As he looked up from the floor, Fierro spotted the shooter’s body armor and instead of running from the attacker, moved toward him, grasped the body armor, then stripped suspected gunman Anderson Aldrich of his rifle and beat him bloody with it.

“I grabbed the gun out of his hand and just started hitting him in the head, over and over,” Fierro told the Times, describing a scuffle in which he found himself atop the 300-something pound gunman, who had momentarily lost his grip on his rifle. “I just know I have to kill this guy before he kills us.”

He said he enlisted the help of another patron, Thomas James, to secure the rifle so it was out of reach of their attacker.

He also enlisted the help of a drag performer from the club, asking them to kick the gunman. The performer, he said, “stuffed a high-heeled shoe in the attacker’s face.”

“Nobody in that club asked to do this,” he said, but now people are “going to have to live with it now.”

When police arrived, a blood-stained Fierro was handcuffed and detained in a cop car as law enforcement assessed the situation.

In a post on the Facebook page of the couple’s brewery, Atrevida Beer Co., Fierro’s wife, Jess, described the “horrific series of events.”

“My family, friends and I decided to have a fun night out. Unfortunately, we were all there when the shooter entered. It was absolute havoc. It was terrifying.”

Jess said Kassy broke her knee “as she was running for cover” while their best friends were both shot multiple times.

“I bruised the right side of my body and Rich injured both his hands, knees and ankle as he apprehended the shooter. He was covered in blood.”

She announced: “With an incredibly heavy and broken heart we lost Raymond, who had been a part of our lives since our daughter was in high school. Raymond was Kassy’s boyfriend. We are going to miss him and his bright smile so much. We are going through a lot of emotions as a family and as a brewery. The loss of lives and the injured are in our hearts. We are devastated and torn. We love our #lgbtq community and stand with them. This cowardly and despicable act of hate has no room in our lives or business.”

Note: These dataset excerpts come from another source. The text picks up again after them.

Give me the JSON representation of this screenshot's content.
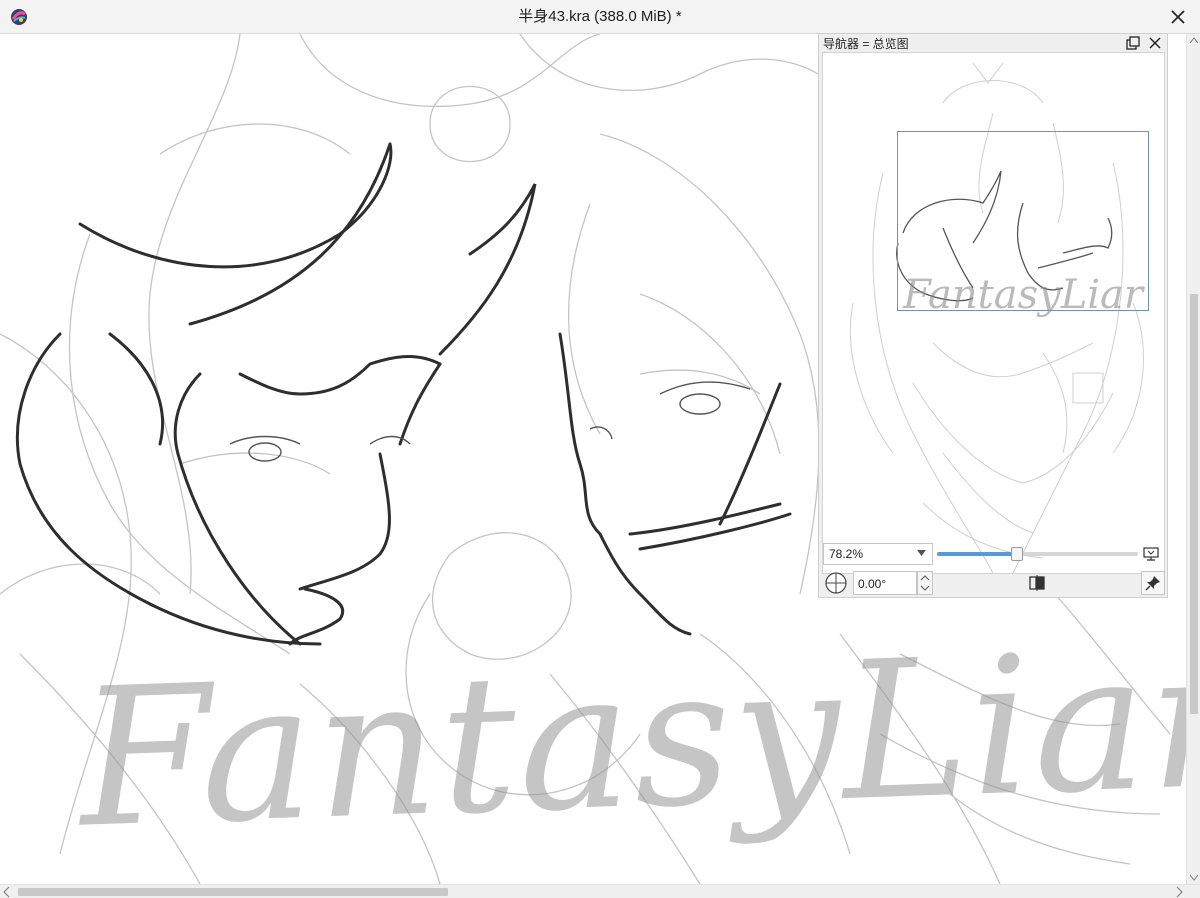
{
  "window": {
    "title": "半身43.kra (388.0 MiB) *",
    "app_icon": "krita-logo-icon",
    "close_icon": "close-icon"
  },
  "canvas": {
    "watermark_text": "FantasyLiar"
  },
  "navigator": {
    "title": "导航器 = 总览图",
    "float_icon": "float-docker-icon",
    "close_icon": "close-icon",
    "zoom_value": "78.2%",
    "zoom_slider_fraction": 0.39,
    "rotation_value": "0.00°",
    "icons": {
      "rotate": "rotation-dial-icon",
      "fit": "fit-to-view-icon",
      "mirror": "mirror-canvas-icon",
      "pin": "pin-icon"
    }
  },
  "colors": {
    "viewport_rect": "#6e93b6",
    "slider_fill": "#5b9bd5"
  }
}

She finished by saying the shooting “has left us and our community scarred but not broken. Much love to everyone.”

Local police, who credit the actions of a slew of unnamed patrons with saving “dozens and dozens of lives” Saturday night, cuffed the bloodied 45-year-old Fierro when they arrived at the scene, leaving him in the backseat of a police vehicle for more than an hour as he cried to be reunited with his family.

Fierro’s wife and daughter are reportedly at home, still recovering from their injuries, according to the Times. In total, five people lost their lives in the senseless attack at the LGBTQ nightclub Saturday night, while another 18 people were left injured.

“I just want people to take care of people, the people who are hurt and no longer with us,” Fierro told the Post. “I still got two of my best friends who are in the hospital. They still need prayers; they still need support.”

At a Monday afternoon press conference, Colorado Springs Mayor John Suthers said he’d met with Fierro, whom he called a “real hero” earlier in the day.

“I was just trying to protect my family,” he said Fierro told him.